A trust is the most common estate planning document. Many clients inquire as to whether their trusts are required to file their own tax returns. As with all legal answers, “it depends.” The nature and structure of a trust determines whether it is required to file a tax return.
All trusts feature the same three roles: (1) a trust maker, who establishes the trust, dictates the terms of the trust, and transfers assets into the trust; (2) a trustee who manages the assets of the trust; and (3) a beneficiary who uses and enjoys the assets of the trust.
The most basic type of trust is often referred to as a “revocable living trust.” At its inception, the same person (or the same married couple) occupies all three roles. During the lifetime of the trust maker, the trust is completely revocable and amendable. Because the trust maker has total control over all of the assets of the trust and may manage them however he or she sees fit, the IRS and the Franchise Tax Board do not recognize a difference between the trust maker and the trust. As a result, the trust does not file a separate return. The IRS and the Franchise Tax Board “look through” the trust and simply tax the trust maker on his or her 1040 and 540 under his or her Social Security Number.

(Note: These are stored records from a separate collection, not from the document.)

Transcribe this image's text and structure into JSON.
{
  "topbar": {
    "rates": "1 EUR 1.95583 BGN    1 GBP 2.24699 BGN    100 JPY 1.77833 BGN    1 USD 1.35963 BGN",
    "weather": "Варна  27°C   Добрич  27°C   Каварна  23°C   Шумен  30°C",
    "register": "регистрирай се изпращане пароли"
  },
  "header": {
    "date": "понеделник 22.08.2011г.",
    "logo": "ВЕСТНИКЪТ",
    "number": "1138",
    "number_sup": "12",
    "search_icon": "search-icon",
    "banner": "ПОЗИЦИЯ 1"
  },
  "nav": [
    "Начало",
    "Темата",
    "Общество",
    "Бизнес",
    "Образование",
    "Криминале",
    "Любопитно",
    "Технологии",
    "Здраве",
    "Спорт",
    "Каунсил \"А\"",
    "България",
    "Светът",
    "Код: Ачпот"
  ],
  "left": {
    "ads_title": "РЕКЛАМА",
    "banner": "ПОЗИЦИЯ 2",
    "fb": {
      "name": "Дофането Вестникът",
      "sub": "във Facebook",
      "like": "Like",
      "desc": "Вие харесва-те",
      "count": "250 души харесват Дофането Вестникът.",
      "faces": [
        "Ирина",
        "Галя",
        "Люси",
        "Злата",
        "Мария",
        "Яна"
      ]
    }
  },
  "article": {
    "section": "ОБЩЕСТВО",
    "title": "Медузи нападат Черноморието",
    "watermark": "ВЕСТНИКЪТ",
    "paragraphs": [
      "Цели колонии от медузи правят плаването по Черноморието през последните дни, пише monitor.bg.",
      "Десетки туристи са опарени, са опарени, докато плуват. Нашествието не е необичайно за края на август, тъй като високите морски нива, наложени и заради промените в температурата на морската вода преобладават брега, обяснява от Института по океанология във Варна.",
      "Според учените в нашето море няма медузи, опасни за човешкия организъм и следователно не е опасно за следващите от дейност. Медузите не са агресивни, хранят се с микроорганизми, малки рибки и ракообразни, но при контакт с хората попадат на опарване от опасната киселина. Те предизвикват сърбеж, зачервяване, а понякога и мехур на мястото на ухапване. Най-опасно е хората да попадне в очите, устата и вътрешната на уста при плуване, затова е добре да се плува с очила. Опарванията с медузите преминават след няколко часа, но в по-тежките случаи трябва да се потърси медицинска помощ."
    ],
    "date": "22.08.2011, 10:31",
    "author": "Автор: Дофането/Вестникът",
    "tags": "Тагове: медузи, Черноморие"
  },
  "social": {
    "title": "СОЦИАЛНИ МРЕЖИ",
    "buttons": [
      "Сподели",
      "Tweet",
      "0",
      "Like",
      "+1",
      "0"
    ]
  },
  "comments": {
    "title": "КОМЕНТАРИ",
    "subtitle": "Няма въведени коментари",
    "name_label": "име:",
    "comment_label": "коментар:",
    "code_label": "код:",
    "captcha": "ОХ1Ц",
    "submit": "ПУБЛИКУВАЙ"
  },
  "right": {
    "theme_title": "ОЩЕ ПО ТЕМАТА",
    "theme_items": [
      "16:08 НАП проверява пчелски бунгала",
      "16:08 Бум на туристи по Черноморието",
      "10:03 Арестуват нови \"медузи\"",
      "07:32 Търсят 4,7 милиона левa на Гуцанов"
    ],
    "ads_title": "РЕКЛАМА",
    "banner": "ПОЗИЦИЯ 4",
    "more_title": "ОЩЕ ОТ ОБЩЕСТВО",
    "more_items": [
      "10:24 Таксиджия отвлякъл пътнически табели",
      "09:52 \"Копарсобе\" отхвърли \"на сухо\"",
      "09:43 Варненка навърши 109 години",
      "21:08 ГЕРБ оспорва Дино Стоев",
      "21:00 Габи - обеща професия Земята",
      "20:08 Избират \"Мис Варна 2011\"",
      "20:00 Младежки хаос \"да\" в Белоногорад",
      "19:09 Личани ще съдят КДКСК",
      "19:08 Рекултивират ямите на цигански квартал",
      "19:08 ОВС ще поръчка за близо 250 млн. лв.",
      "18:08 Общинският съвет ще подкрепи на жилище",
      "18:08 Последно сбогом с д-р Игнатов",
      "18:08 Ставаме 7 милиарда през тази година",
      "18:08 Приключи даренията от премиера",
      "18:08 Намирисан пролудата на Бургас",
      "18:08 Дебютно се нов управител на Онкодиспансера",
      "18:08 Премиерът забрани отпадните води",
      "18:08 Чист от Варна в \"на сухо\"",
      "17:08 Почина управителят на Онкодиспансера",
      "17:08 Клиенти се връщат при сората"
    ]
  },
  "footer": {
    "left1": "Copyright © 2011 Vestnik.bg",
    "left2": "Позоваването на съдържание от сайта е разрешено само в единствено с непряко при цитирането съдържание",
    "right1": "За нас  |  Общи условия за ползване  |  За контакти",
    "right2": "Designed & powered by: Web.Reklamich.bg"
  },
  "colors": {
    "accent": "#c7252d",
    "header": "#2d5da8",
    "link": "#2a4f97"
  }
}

When the trust maker dies, the trust becomes irrevocable. At this point, because the trust can no longer be changed and because the trust maker can no longer be taxed individually, the trust becomes a tax payer. In general, the trustee obtains a Tax ID Number from the IRS which is essentially a Social Security Number for the trust. If the trust has any income for the year, the trustee will likely be required to file a federal and state trust tax return, Form 1041 and Form 541 respectively.
In obtaining the Tax ID Number, there is a question on the application that is often answered incorrectly: the “start date” of the trust. Many people incorrectly understand this question to mean the original date the trust was executed. However, because the IRS does not recognize the existence of a revocable living trust for tax purposes, the “start date” of the trust is not the date the trust was executed but instead the date of the trust maker’s death. If the date the trust was executed is mistakenly entered on the Tax ID Number application, the trustee will receive a letter for the IRS asking why it hasn’t received years of trust tax returns that of course were not necessary.
Another factor to consider is whether a Tax ID Number is even required after the death of a trust maker. If the trust does not contain any income producing assets, then a Tax ID Number might not even be necessary. For example, a trust might only contain the decedent’s residence or small non-interest bearing checking account. The trustee would be able to distribute the assets to the beneficiaries without having to file a trust tax return at all.
For more advanced estate planning purposes such as tax planning, asset protection, and Medi-Cal planning, a trust maker might choose to establish a trust that is irrevocable at its inception. Based upon how many powers the trust maker retains, the irrevocable trust might or might not require its own Tax ID Number.
As with most legal issues, the specific circumstances dictate whether a trust is required to file its own tax return. A qualified attorney can help a trustee navigate these rules to ensure that his or her duties are carried out appropriately.